Un hombre feliz


Hoy he visto a un hombre que con todos sus gestos nos dice: tengo el mejor trabajo del mundo. Durante hora y media, sin embarazo de ningún tipo, se lo ha pasado bomba delante de dos mil personas. Eso está muy bien; le reconcilia a uno con el destino.

Yo también me lo he pasado muy bien viéndole. Supongo que la banda sonora ha ayudado: la obertura de Los Maestros Cantores de Wagner, la Sinfonía de Cámara de Schoenberg y la segunda de Brahms. Buena música, ¿verdad?

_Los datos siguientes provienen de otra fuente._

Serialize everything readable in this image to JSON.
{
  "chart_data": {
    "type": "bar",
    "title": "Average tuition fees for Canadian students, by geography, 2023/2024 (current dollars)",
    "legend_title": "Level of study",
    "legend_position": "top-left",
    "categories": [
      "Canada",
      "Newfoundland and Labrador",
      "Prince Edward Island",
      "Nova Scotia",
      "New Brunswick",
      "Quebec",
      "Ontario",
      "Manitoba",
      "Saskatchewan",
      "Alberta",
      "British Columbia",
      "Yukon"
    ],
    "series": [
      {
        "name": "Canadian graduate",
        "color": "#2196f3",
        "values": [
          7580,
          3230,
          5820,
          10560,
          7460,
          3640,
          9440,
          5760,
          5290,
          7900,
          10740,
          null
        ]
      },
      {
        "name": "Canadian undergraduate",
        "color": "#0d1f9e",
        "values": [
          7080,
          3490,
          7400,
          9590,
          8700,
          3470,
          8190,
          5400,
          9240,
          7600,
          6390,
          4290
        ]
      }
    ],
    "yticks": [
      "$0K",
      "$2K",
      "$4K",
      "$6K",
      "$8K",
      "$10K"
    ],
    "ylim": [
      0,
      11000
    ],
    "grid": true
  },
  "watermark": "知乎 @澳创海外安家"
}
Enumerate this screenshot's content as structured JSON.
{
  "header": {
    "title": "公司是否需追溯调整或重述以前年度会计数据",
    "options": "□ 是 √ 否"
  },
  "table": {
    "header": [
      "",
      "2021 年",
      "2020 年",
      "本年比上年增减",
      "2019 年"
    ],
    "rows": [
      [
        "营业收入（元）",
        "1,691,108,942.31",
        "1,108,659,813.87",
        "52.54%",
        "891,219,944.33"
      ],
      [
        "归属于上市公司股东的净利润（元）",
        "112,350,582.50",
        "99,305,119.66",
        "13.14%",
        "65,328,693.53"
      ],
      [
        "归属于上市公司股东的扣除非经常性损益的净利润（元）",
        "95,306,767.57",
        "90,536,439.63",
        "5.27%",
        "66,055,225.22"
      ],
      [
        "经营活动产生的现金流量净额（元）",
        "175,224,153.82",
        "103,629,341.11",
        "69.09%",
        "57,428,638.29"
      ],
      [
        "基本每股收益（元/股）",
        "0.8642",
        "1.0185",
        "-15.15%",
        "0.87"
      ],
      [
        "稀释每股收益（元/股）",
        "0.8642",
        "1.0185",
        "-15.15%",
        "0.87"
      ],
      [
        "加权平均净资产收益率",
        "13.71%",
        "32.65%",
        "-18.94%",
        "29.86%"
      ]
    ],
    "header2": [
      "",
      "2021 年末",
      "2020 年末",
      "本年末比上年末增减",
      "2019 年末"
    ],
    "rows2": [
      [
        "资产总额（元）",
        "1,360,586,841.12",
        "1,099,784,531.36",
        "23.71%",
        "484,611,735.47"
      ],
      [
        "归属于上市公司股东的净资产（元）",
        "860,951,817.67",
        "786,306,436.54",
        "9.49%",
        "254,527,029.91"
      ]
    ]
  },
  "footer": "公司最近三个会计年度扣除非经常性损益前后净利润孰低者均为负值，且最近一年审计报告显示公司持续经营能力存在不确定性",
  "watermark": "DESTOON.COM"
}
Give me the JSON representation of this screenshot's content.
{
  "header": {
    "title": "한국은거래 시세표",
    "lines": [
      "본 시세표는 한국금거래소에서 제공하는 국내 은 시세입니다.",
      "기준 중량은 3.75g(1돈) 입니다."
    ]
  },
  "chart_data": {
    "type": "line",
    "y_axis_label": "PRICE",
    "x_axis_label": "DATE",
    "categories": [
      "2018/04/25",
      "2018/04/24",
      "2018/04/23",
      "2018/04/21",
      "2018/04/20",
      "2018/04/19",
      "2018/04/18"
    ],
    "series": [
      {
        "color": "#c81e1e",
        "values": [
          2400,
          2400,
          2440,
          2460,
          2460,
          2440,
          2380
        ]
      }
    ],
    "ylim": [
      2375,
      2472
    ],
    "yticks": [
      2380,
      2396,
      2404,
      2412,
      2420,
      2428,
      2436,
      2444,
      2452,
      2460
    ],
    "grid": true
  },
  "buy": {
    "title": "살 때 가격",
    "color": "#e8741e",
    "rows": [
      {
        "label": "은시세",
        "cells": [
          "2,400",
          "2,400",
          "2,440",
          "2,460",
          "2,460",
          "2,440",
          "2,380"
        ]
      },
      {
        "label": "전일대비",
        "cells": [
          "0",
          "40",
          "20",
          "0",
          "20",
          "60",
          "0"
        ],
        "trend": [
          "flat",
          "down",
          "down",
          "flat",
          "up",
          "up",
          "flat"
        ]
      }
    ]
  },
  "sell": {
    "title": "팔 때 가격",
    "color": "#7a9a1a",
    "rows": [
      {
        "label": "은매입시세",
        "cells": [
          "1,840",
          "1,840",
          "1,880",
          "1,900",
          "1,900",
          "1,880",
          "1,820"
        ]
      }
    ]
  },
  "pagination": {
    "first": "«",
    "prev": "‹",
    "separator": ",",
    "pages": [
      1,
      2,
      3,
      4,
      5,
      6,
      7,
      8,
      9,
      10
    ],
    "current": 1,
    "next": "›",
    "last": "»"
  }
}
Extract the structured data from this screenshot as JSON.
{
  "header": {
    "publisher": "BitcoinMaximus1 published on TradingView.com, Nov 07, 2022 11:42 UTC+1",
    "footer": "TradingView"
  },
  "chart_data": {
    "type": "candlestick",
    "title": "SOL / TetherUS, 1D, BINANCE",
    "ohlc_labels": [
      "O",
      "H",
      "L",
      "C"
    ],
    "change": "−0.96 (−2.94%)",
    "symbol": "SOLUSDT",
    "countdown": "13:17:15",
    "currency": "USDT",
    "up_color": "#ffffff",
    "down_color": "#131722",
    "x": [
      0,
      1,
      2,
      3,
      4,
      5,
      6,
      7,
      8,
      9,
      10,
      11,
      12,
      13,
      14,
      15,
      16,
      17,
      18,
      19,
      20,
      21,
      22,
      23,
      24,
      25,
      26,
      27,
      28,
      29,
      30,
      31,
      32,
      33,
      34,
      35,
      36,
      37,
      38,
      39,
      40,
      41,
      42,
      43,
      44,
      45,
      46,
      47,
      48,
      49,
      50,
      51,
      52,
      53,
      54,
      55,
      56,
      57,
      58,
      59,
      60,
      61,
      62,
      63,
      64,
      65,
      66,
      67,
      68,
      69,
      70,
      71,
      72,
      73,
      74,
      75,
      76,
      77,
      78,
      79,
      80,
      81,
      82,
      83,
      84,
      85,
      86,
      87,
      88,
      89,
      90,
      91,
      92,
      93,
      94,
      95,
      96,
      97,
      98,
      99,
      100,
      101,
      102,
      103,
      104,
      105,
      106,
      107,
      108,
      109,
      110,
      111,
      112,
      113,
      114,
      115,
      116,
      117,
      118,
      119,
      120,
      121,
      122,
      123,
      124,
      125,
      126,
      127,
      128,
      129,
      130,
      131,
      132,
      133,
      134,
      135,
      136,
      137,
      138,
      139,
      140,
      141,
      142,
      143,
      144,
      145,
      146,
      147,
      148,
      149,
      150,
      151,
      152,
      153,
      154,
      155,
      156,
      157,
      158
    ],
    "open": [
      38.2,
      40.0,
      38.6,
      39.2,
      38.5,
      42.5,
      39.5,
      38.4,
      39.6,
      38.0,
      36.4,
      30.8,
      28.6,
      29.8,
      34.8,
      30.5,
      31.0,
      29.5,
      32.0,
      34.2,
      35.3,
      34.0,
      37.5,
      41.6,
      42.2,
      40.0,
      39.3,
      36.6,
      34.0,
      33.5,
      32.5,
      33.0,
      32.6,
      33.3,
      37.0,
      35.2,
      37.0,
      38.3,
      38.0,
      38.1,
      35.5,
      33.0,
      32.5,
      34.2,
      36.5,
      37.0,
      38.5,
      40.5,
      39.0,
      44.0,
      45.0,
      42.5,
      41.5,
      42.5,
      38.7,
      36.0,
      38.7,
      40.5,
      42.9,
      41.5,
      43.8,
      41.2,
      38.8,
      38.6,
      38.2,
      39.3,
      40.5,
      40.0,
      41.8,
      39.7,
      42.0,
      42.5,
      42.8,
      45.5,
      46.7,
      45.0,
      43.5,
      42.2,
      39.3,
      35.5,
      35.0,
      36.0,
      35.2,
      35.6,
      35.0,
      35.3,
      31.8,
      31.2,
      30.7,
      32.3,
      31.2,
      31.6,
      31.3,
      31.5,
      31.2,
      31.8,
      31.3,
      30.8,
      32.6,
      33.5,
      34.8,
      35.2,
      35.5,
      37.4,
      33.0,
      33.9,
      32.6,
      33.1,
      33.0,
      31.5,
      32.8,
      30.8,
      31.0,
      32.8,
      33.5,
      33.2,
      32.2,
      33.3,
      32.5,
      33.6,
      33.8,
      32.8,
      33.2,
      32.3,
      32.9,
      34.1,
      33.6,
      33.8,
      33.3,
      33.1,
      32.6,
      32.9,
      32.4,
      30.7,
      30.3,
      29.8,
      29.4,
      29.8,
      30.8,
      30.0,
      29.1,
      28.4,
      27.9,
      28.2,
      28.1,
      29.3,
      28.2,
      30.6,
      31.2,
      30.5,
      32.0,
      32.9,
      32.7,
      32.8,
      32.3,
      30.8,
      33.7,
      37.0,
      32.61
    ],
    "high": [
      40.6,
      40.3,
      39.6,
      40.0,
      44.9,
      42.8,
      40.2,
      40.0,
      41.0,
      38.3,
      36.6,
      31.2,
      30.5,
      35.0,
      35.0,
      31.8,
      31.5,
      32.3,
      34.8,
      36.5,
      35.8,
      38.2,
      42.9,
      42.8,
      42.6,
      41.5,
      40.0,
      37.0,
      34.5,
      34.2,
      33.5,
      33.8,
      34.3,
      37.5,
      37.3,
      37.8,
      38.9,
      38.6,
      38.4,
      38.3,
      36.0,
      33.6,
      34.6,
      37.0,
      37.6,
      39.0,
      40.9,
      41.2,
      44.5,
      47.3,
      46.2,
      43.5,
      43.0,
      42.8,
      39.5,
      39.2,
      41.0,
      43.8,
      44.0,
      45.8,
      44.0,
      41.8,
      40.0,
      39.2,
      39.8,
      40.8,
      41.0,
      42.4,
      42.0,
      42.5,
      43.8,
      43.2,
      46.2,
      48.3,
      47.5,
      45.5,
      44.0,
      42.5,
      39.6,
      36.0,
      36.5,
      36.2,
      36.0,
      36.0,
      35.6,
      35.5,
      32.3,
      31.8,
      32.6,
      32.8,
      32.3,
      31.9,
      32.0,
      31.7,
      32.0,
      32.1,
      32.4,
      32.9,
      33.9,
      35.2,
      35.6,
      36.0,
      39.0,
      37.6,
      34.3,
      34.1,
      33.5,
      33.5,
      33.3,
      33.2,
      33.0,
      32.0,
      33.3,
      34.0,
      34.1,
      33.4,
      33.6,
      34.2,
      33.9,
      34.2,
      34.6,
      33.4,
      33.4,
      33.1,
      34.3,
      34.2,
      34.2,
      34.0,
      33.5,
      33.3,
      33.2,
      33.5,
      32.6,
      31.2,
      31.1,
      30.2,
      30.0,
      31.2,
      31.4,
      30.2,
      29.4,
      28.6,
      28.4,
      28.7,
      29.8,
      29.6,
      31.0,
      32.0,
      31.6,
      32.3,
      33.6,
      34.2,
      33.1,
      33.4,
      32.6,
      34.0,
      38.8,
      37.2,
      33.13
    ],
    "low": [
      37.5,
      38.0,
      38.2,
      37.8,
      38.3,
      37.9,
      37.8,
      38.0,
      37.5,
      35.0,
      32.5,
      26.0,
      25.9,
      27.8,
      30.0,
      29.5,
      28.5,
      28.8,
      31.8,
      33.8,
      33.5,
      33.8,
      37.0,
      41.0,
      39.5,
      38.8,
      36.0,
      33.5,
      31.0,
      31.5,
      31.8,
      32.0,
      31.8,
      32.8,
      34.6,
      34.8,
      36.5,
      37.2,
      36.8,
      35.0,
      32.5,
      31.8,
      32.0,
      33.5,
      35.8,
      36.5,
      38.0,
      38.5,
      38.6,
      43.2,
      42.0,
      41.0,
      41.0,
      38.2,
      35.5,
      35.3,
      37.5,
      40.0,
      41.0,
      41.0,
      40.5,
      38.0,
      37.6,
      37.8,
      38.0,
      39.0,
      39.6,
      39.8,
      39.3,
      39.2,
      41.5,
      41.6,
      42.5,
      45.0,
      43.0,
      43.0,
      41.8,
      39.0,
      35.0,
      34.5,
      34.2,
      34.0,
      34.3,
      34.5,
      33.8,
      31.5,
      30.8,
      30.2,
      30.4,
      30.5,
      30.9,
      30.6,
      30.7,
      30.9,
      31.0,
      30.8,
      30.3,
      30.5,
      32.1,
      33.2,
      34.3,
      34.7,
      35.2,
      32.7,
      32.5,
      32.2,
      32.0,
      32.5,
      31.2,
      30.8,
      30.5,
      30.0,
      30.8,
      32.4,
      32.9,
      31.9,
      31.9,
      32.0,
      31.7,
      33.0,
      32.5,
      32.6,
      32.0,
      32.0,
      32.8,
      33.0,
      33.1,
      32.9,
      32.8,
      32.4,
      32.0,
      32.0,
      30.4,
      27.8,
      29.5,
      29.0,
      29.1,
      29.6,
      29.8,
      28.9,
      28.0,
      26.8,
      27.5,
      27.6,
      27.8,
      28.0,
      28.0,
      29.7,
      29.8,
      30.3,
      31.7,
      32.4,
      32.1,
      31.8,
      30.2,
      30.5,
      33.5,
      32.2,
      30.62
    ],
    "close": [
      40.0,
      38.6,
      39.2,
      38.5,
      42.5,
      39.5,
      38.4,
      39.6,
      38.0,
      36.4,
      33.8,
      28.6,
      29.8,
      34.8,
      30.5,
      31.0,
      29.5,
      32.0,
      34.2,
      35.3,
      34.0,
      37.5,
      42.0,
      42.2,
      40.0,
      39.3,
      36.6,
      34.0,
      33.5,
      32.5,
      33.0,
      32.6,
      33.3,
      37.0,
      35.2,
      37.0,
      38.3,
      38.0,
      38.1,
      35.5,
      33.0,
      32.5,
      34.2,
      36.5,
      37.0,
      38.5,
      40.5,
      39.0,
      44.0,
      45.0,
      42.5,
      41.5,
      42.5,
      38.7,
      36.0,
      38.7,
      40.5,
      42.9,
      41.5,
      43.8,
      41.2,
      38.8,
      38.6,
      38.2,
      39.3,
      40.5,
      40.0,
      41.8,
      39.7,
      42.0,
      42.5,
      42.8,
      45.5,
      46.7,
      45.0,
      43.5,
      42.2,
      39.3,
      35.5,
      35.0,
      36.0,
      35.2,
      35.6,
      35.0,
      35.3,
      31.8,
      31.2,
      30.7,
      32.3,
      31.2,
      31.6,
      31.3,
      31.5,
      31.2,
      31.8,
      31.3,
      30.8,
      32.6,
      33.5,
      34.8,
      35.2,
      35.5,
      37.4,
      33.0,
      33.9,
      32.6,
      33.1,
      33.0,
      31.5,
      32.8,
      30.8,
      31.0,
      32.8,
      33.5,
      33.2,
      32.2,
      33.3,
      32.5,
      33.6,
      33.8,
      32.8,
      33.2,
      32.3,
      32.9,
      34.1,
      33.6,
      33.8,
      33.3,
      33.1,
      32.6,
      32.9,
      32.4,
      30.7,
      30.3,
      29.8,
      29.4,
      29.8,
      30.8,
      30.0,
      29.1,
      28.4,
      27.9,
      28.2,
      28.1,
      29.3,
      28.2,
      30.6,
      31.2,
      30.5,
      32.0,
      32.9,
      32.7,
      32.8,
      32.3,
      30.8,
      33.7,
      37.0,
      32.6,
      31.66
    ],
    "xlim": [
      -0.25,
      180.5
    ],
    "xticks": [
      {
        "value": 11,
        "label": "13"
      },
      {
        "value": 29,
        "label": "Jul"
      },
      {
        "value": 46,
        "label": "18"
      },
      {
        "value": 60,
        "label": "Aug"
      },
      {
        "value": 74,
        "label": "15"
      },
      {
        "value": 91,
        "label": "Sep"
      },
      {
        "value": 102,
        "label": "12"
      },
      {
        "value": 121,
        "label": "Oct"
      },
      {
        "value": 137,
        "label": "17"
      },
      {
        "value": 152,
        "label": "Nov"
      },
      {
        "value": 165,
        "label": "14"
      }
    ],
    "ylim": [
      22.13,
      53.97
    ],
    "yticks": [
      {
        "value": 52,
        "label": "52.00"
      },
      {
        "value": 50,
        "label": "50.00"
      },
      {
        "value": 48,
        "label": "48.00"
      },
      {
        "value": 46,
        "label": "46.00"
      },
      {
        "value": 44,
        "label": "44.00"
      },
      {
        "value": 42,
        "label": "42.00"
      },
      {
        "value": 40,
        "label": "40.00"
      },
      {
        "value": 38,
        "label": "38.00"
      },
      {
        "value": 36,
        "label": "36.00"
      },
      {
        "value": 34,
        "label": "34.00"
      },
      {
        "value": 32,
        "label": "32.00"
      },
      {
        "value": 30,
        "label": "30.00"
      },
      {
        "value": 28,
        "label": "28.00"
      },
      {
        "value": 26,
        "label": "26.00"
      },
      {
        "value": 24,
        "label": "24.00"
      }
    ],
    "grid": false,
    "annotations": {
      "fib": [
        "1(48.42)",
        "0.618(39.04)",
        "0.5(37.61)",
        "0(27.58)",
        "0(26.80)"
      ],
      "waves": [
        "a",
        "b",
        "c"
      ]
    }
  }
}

Y al final, todo el mundo ha aplaudido a rabiar. No crean que nos hemos visto obligados por la cantidad de pasta gastada, por el hecho de que se tratase de la Filarmónica de Berlín, y porque el hombre feliz fuera Simon Rattle.

¡Qué va! Yo diría que las causas principales han sido el sonido, espeso y precioso, que se hunde en los huesos, capa a capa, el empaste, la precisión, la brillantez colectiva. Y más cosas: esos contrabajos, telúricos, y esa trompa, líquida. También ha ayudado la voz de los violonchelos, no crean.

En fin, que ha estado muy bien. Wagner ha sido Wagner, Schoenberg ha sido Wagner, y Brahms, ah, Brahms volaba en el lento y bailaba en el allegretto, en este con un tempo simplemente perfecto.

No les digo más. La crónica social se la dejo a mis hijas, que han observado que había señores que parecían guardaespaldas (porque lo eran) y que no había casi niños. La pequeña ha buscado a Gallardón, sin éxito (habíamos deducido que quizás estuviera porque aparecía en el programa contando no sé qué): pretendía leerle la cartilla por la obra de nuestra calle; como no le ha encontrado, al final ha dicho algo inconveniente en voz alta. No lo repetiré aquí. Y no nos hemos reído con los gestos de Rattle. Es imposible reírte cuando ves a alguien que te dice, con todo su cuerpo, que tiene el mejor trabajo del mundo.